To come up with an algorithm, we need to first set up some criteria for the result:

  • The solution must be correct (important because then what’s the point?).
  • We should be able to find the solution using readily available tools and functions (you don’t want to waste time debugging).
  • The solution must be cheap to compute.

If you only care about the first 2 requirements, there already exists an elegant algorithm that solves the problem which is available in every mathematical toolkit, the Singular Value Decomposition or SVD. Recall that the SVD decomposes a matrix \(X\) into 3 matrices \(USV^T\), of which \(U\) and \(V^T\) are orthogonal. So to enforce \(X\) to be orthogonal, we try to find the closest orthogonal matrix \(Q\) to \(X\) (in the Frobenius norm). This matrix is simply \(Q = UV^T\), and we’re done with basically 2 lines of code.

The problem arises when we try to enforce the 3rd criteria. The cost of the SVD is \(O(mn^2)\) for a \(m \times n\) matrix, which doesn’t seem too bad for \(3 \times 3\) rotation matrix, but if you checked out Frank’s paper, you know that we are not always restricted to the SO(3) group. This also becomes particularly expensive when we decide to perform lots of rotations and need to constantly orthogonalize after every few matrix multiplications.

A new algorithm I recently discovered that checks all the boxes is provided by Premerlani and Bizard in their paper for rotation matrices for IMUs. They call their algorithm Renormalization and it is quite intuitive to understand.

Say we have a matrix \(M\) which we need to (re-)normalize. For the sake of simplicity, we will only focus on \(3 \times 3\) rotation matrices. Thus, \(M\) has 3 columns, which we will denote as the vectors \(x\), \(y\), and \(z\). The first step is to understand how much \(x\) and \(y\) are drifting towards each other. This drift error can be computed using the dot product of the two vectors

\[e = x \cdot y\]

The assumption made here is that the error is contributed to equally by both \(x\) and \(y\), so we should apportion half of the error to each vector, and rotate them in the other direction, the argument being made is that it leads to lower residual error than if we assigned the error to a single vector (which makes sense, you got to share the blame).

\[x_{orth} = x - \frac{e}{2}y\] \[y_{orth} = y - \frac{e}{2}x\]

Finally, to compute \(z\), we can simply use the cross-product to find a vector orthogonal to both \(x_{orth}\) and \(y_{orth}\).

\[z_{orth} = x_{orth} \times y_{orth}\]

There is one final thing we need to worry about though: each column of the orthogonal matrix should have magnitude 1. This is another part of the definition of an orthogonal matrix.

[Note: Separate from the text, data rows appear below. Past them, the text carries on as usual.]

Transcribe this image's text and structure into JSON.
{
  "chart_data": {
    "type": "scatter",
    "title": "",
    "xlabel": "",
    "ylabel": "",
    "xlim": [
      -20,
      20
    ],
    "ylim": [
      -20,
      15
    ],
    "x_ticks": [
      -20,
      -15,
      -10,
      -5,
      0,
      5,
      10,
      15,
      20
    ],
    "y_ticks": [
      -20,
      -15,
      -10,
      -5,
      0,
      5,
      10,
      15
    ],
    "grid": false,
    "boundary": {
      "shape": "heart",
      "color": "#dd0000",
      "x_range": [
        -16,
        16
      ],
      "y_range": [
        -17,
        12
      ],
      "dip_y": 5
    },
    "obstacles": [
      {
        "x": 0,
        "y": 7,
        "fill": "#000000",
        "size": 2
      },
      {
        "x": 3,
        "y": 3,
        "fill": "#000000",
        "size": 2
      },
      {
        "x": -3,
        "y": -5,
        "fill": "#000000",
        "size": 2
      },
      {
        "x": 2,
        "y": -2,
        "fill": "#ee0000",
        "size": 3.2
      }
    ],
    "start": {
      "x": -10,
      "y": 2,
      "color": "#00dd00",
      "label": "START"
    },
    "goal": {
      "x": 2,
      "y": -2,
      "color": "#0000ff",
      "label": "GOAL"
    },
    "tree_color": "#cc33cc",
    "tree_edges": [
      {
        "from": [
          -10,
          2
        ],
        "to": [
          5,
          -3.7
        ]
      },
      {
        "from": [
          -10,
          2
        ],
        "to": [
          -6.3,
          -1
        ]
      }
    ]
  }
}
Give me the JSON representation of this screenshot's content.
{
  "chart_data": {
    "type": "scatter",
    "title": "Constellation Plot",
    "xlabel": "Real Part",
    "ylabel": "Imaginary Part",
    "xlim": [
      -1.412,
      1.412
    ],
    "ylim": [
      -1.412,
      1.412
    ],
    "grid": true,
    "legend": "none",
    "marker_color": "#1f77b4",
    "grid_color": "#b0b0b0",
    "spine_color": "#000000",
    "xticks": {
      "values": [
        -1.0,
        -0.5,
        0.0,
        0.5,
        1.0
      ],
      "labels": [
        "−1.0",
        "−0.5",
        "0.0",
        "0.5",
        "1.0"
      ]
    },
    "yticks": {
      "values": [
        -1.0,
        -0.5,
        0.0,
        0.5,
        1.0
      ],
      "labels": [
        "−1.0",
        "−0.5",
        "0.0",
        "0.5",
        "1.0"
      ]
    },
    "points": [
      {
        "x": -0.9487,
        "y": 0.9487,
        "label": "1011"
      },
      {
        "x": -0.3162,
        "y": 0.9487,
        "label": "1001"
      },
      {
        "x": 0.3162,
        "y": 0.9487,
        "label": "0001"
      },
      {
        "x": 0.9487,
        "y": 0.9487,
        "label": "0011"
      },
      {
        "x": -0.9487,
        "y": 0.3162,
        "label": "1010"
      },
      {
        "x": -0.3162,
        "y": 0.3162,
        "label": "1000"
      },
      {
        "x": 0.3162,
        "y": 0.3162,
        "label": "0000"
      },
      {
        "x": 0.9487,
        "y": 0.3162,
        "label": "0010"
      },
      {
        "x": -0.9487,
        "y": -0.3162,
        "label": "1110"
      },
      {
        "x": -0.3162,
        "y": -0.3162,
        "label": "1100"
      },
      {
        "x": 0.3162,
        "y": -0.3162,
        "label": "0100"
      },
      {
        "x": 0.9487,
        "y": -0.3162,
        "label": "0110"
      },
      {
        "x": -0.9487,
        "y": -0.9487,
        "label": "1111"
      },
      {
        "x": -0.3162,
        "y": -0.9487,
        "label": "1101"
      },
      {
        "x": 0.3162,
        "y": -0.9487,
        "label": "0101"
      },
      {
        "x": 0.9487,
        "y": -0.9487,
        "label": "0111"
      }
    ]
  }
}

Now you could simply say, “oh well, we could just compute the magnitudes via the sum of squares and normalize” and yes you can, but there is an easier way which doesn’t involve expensive division operations.

The key identified in the paper is that the magnitude of the vectors resulting from the drift correction will never be too far away from 1, which means that a simple Taylor series expansion (in their words) can be performed to get the result without division:

\[x_{normalized} = \frac{1}{2}(3 - x_{orth} \cdot x_{orth}) x_{orth}\] \[y_{normalized} = \frac{1}{2}(3 - y_{orth} \cdot y_{orth}) y_{orth}\] \[z_{normalized} = \frac{1}{2}(3 - z_{orth} \cdot z_{orth}) z_{orth}\]

taking about 48 floating point operations in total.

Thus, the complete algorithm can be written with numpy as

def normalize(M):
    x, y, z = M
    e = np.dot(x, y)
    x_orth = x - (0.5*e*y)
    y_orth = y - (0.5*e*x)

    z_orth = np.cross(x_orth, y_orth

    R = np.vstack((x_orth, y_orth, z_orth))

    # neat trick to get np.dot(v, v) for all columns
    c = np.diag(R.T @ R)
    c = 0.5*(3 - c)
    # add another dimension, so that we have column-wise scaling
    # an equivalent (though less intuitive) function is `Q = (M.T * c).T`
    Q = M * c[:, np.newaxis]
    return Q

Hope you can find use for this neat new algorithm in your own work.